LET'S GET ANIMATED: THREE NEW SIMPSONS RIVALS

Sit Down, Shut Up
The show, starting next month, revolves around the lives of seven staff members at a dysfunctional high school in a fictional North-eastern US fishing town. Developed by the writers behind 'Arrested Development', the action centres on faculty members (voiced by Jason Bateman and Henry "The Fonz" Winkler, among others) as their egos and personal agendas trump the students' needs.
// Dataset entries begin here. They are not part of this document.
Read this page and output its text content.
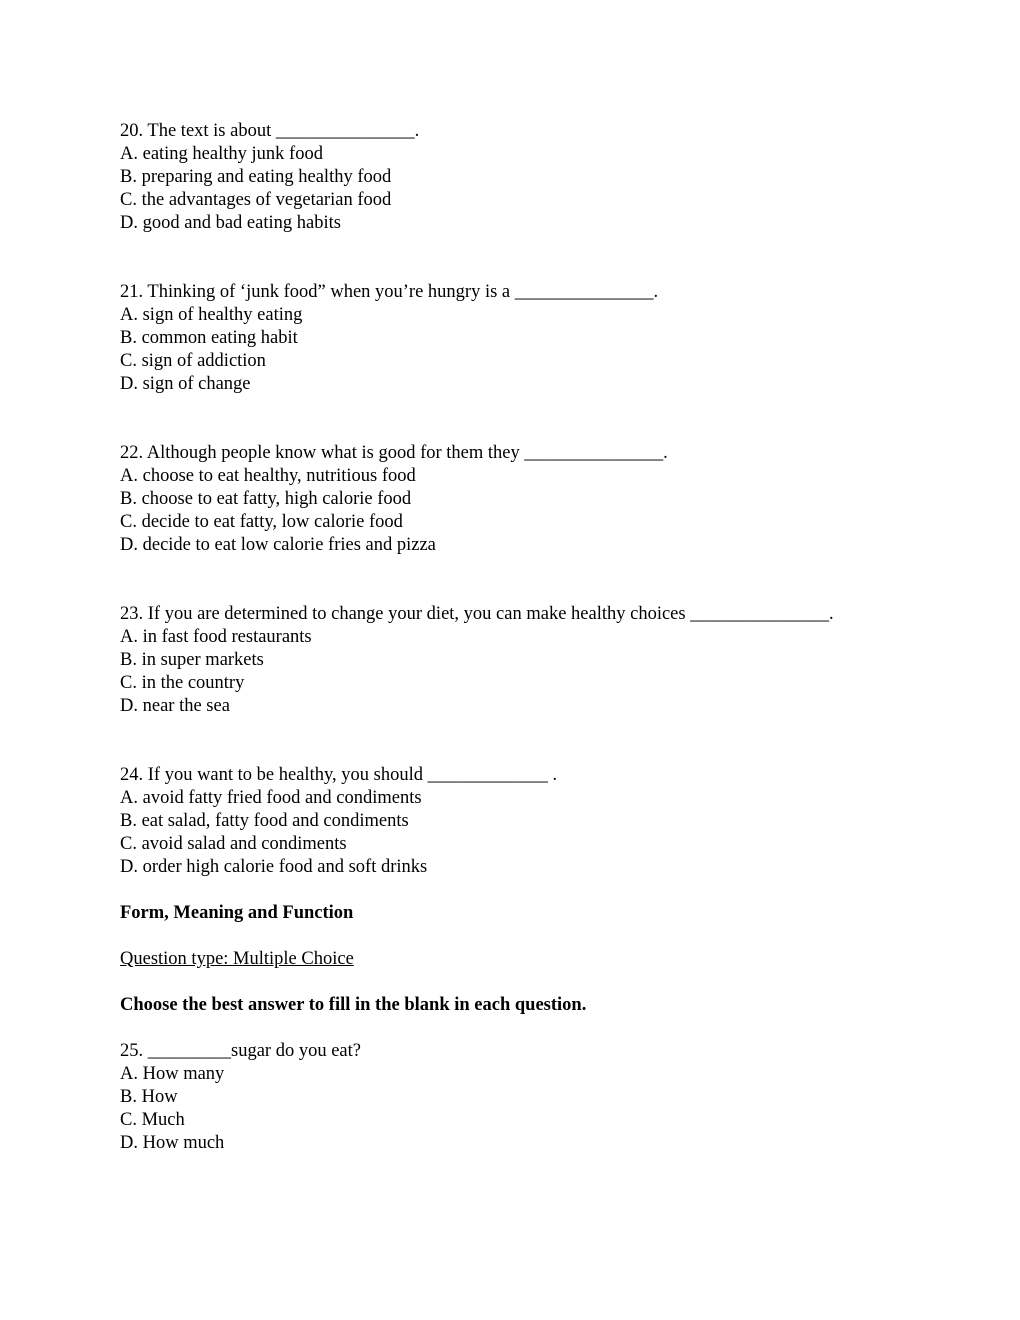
20. The text is about _______________.
A. eating healthy junk food
B. preparing and eating healthy food
C. the advantages of vegetarian food
D. good and bad eating habits
21. Thinking of ‘junk food” when you’re hungry is a _______________.
A. sign of healthy eating
B. common eating habit
C. sign of addiction
D. sign of change
22. Although people know what is good for them they _______________.
A. choose to eat healthy, nutritious food
B. choose to eat fatty, high calorie food
C. decide to eat fatty, low calorie food
D. decide to eat low calorie fries and pizza
23. If you are determined to change your diet, you can make healthy choices _______________.
A. in fast food restaurants
B. in super markets
C. in the country
D. near the sea
24. If you want to be healthy, you should _____________ .
A. avoid fatty fried food and condiments
B. eat salad, fatty food and condiments
C. avoid salad and condiments
D. order high calorie food and soft drinks
Form, Meaning and Function
Question type: Multiple Choice
Choose the best answer to fill in the blank in each question.
25. _________sugar do you eat?
A. How many
B. How
C. Much
D. How much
The cartoon characters will have a live-action backdrop.

The Goode Family
Fox having axed his 'King of the Hill', it is perhaps understandable that Mike Judge decamped to ABC with his new show about an ecologically obsessed family. Gerald Goode is an administrator at a community college, and his wife Helen is a local activist. They have an adopted son, Ubuntu, who's from Africa, while their biological daughter is called Bliss. The family dog is (forcibly) a vegan. The show is set to premiere later this month.

The Cleveland Show
Seth MacFarlane's 'Family Guy' spin-off follows Peter Griffin's black chum Cleveland Brown as he relocates to Virginia and moves in with his college sweetheart. MacFarlane has found a way to balance the cast's racial make-up, as Mike Henry, who's voiced the Afro-American Cleveland since 'Family Guy' started in 1999, is white; now, the black actor Kevin Richardson will voice Lester, a white "redneck" neighbour. 'The Cleveland Show' begins in the autumn.